Read: Qualcomm's Top Attorney Resigns
Oops. Now, maybe Qualcomm was hoping that the masses would rise up in their defense. They shouldn't, though, because moves like this definitely don't garner you good will:
Qualcomm kept its patents on H.264 a secret until the video standard had been adopted by the industry, and then sued users for breaching those patents, a San Diego federal court has ruled.
Qualcomm was an active member of the Joint Video Team (JVT) which defined the H.264 video standard, now used extensively in mobile phone video applications. But while doing so it failed to mention owning at least two patents which anyone implementing the standard would need to license.
Once Broadcom had started development of chips using the standard Qualcomm, "without any prior letter, email, telephone call, or even a smoke signal, let alone attempt to license Broadcom, Qualcomm filed the instant lawsuit against Broadcom for infringement of the '104 and '767 patents", the court said.

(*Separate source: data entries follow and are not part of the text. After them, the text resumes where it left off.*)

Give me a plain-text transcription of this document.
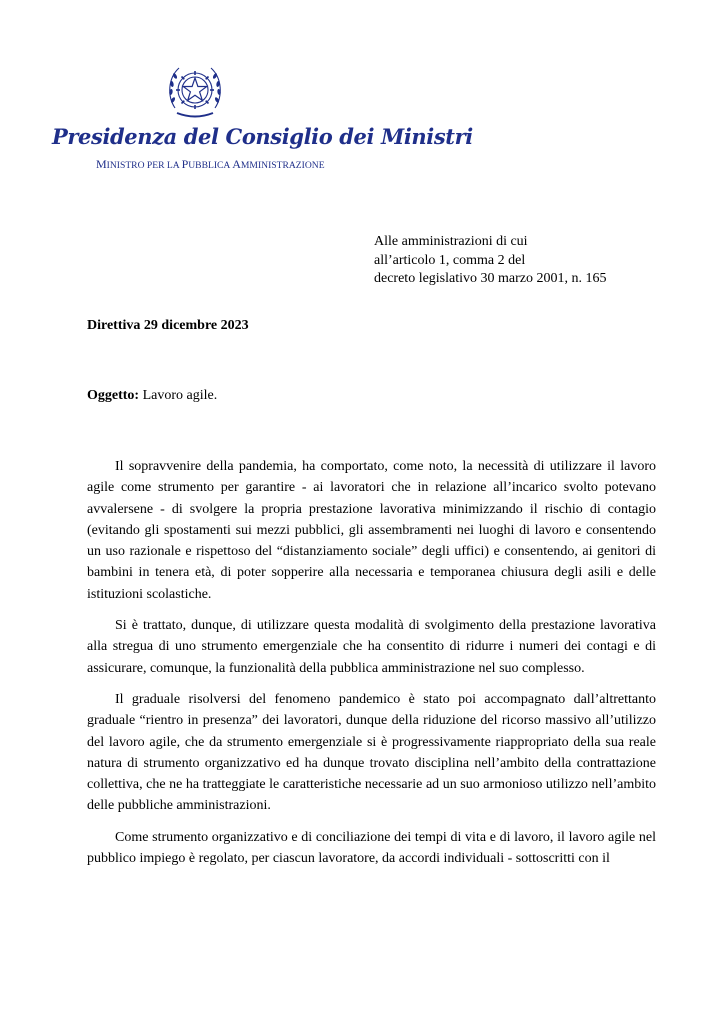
Presidenza del Consiglio dei Ministri
MINISTRO PER LA PUBBLICA AMMINISTRAZIONE
Alle amministrazioni di cui
all’articolo 1, comma 2 del
decreto legislativo 30 marzo 2001, n. 165
Direttiva 29 dicembre 2023
Oggetto: Lavoro agile.

Il sopravvenire della pandemia, ha comportato, come noto, la necessità di utilizzare il lavoro agile come strumento per garantire - ai lavoratori che in relazione all’incarico svolto potevano avvalersene - di svolgere la propria prestazione lavorativa minimizzando il rischio di contagio (evitando gli spostamenti sui mezzi pubblici, gli assembramenti nei luoghi di lavoro e consentendo un uso razionale e rispettoso del “distanziamento sociale” degli uffici) e consentendo, ai genitori di bambini in tenera età, di poter sopperire alla necessaria e temporanea chiusura degli asili e delle istituzioni scolastiche.

Si è trattato, dunque, di utilizzare questa modalità di svolgimento della prestazione lavorativa alla stregua di uno strumento emergenziale che ha consentito di ridurre i numeri dei contagi e di assicurare, comunque, la funzionalità della pubblica amministrazione nel suo complesso.

Il graduale risolversi del fenomeno pandemico è stato poi accompagnato dall’altrettanto graduale “rientro in presenza” dei lavoratori, dunque della riduzione del ricorso massivo all’utilizzo del lavoro agile, che da strumento emergenziale si è progressivamente riappropriato della sua reale natura di strumento organizzativo ed ha dunque trovato disciplina nell’ambito della contrattazione collettiva, che ne ha tratteggiate le caratteristiche necessarie ad un suo armonioso utilizzo nell’ambito delle pubbliche amministrazioni.

Come strumento organizzativo e di conciliazione dei tempi di vita e di lavoro, il lavoro agile nel pubblico impiego è regolato, per ciascun lavoratore, da accordi individuali - sottoscritti con il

Read: Qualcomm: And THIS is why we need open standards ...
Smells a little like Qualcomm trying to play a tit-for-tat legal game and botching it, don't it?
So what will Qualcomm do now? Well, they apologized for the H.264 debacle (nice) and according to RCR Wireless (Reg Required, sorry), they're looking for a workaround:
Qualcomm re-emphasized its commitment to providing its customers with new software, i.e., a "workaround," that could pass muster with officials enforcing the ITC ban.
Good luck with that. In other news, weren't we supposed to see Verizon's UTStarcom XV6800 drop today? My laws, I hope its non-appearance is just a coincidence/falsified rumor. Actually, I know it is, since Verizon smartly got itself out of this Qualcomm quagmire on its own. Broadcom execs want you to know they've put the same offer on the table for everybody else. My advice, take it, you can trust current Broadcom execs, it's just the old ones you can't trust.